En troisième lieu, aux termes de l’article L. 612-6 du code de l’entrée et du séjour des étrangers et du droit d’asile : « Lorsqu’aucun délai de départ volontaire n’a été accordé à l’étranger, l’autorité administrative assortit la décision portant obligation de quitter le territoire français d’une interdiction de retour sur le territoire français. Des circonstances humanitaires peuvent toutefois justifier que l’autorité administrative n’édicte pas d’interdiction de retour. / Les effets de cette interdiction cessent à l’expiration d’une durée, fixée par l’autorité administrative, qui ne peut excéder cinq ans à compter de l’exécution de l’obligation de quitter le territoire français, et dix ans en cas de menace grave pour l’ordre public. ».
Il résulte de ce qui est jugé au point 10 que M. C… ne justifie d’aucune circonstance humanitaire au sens et pour l’application des dispositions précitées de l’article
L. 612-6 du code de l’entrée et du séjour des étrangers et du droit d’asile. Par suite, le moyen tiré de la méconnaissance de ces dispositions doit être écarté.
En quatrième lieu, pour les mêmes motifs que ceux exposés au point 10, le moyen tiré de la méconnaissance de l’article 8 de la convention européenne de sauvegarde des droits de l’homme et des libertés fondamentales doit être écarté.
En dernier lieu, le moyen tiré de l’erreur manifeste d’appréciation dont serait entachée la décision attaquée n’est pas assorti des précisions permettant d’en apprécier le bien-fondé.
Il résulte de tout ce qui précède que M. C… n’est pas fondé à demander l’annulation des décisions du 17 septembre 2024 par lesquelles le préfet du Nord lui a fait obligation de quitter le territoire français sans délai, a fixé le pays de destination de cette mesure d’éloignement et lui a interdit tout retour sur le territoire français pour une durée d’un an. Par suite, ses conclusions à fin d’annulation de ces décisions doivent être rejetées ainsi que, par voie de conséquence, celles à fin d’injonction et celles présentées au titre des articles L. 761-1 du code de justice administrative et 37 de la loi du 10 juillet.
D E C I D E :
Article 1er : Il n’y a pas lieu de statuer sur les conclusions de la requête à fin d’admission de M. C… au bénéfice de l’aide juridictionnelle à titre provisoire.

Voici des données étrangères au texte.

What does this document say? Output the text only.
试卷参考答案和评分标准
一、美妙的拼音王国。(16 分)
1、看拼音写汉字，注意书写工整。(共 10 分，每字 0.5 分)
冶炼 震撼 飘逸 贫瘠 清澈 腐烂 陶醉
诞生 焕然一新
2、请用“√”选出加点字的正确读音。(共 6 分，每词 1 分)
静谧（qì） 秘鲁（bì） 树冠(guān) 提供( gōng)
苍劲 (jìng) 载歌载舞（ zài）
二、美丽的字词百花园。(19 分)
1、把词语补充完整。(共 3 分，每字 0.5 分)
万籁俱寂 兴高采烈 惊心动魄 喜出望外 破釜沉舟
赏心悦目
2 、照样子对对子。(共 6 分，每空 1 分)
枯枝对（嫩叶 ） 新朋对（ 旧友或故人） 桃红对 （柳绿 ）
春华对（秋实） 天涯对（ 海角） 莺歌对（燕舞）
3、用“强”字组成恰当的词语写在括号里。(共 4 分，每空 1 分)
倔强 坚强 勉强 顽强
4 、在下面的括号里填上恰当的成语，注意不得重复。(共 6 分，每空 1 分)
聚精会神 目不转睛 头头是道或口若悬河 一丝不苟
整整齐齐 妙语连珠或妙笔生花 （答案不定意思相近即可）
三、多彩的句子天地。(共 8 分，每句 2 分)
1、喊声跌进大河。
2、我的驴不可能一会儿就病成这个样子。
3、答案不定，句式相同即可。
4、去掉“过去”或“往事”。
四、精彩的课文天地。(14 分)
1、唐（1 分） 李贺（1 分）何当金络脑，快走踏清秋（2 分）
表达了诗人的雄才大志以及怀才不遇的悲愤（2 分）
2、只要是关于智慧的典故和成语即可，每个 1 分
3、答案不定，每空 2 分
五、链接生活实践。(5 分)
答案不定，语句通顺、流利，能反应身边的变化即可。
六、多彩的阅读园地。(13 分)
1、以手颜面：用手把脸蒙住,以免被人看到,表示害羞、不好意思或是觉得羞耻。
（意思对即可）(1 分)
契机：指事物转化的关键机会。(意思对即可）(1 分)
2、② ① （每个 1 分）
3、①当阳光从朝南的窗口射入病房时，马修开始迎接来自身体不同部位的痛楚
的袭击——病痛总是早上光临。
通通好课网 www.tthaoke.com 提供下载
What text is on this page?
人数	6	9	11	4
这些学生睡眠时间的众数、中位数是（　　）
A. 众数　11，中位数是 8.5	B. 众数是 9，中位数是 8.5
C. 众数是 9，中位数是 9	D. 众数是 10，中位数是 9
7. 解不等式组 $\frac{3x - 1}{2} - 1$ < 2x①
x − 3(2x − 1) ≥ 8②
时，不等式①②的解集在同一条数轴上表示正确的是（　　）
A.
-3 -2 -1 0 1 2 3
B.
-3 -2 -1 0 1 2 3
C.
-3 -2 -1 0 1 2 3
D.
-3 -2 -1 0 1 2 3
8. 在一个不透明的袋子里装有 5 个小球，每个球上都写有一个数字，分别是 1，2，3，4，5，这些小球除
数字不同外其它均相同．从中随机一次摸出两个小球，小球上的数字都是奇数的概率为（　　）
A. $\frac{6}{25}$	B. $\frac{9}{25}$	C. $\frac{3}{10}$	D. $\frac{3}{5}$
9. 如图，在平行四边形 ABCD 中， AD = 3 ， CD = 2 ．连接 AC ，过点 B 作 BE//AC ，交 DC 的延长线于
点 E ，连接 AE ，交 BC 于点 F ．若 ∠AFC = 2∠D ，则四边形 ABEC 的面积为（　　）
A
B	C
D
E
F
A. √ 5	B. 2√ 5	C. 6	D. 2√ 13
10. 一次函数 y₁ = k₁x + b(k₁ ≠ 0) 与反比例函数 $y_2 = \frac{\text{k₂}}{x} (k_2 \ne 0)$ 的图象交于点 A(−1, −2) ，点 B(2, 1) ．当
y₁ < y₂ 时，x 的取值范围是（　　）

Article 2 : Le surplus des conclusions de la requête de M. C… est rejeté.
Article 3 : Le présent jugement sera notifié à M. B… C… et au préfet du Nord.
Copie en sera adressée pour information au ministre de l’intérieur.
Délibéré après l’audience du 5 mars 2026, à laquelle siégeaient :
-Mme Hamon, présidente,
-Mme Bergerat, première conseillère,
-Mme A…, première conseillère.
Rendu public par mise à disposition au greffe le 26 mars 2026.
La rapporteure,
Signé
C. A…
La présidente,
Signé
P. Hamon
La greffière,
Signé
S. Ranwez
La République mande et ordonne au préfet du Nord en ce qui le concerne, ou à tous commissaires de justice à ce requis, en ce qui concerne les voies de droit commun contre les parties privées, de pourvoir à l’exécution de la présente décision.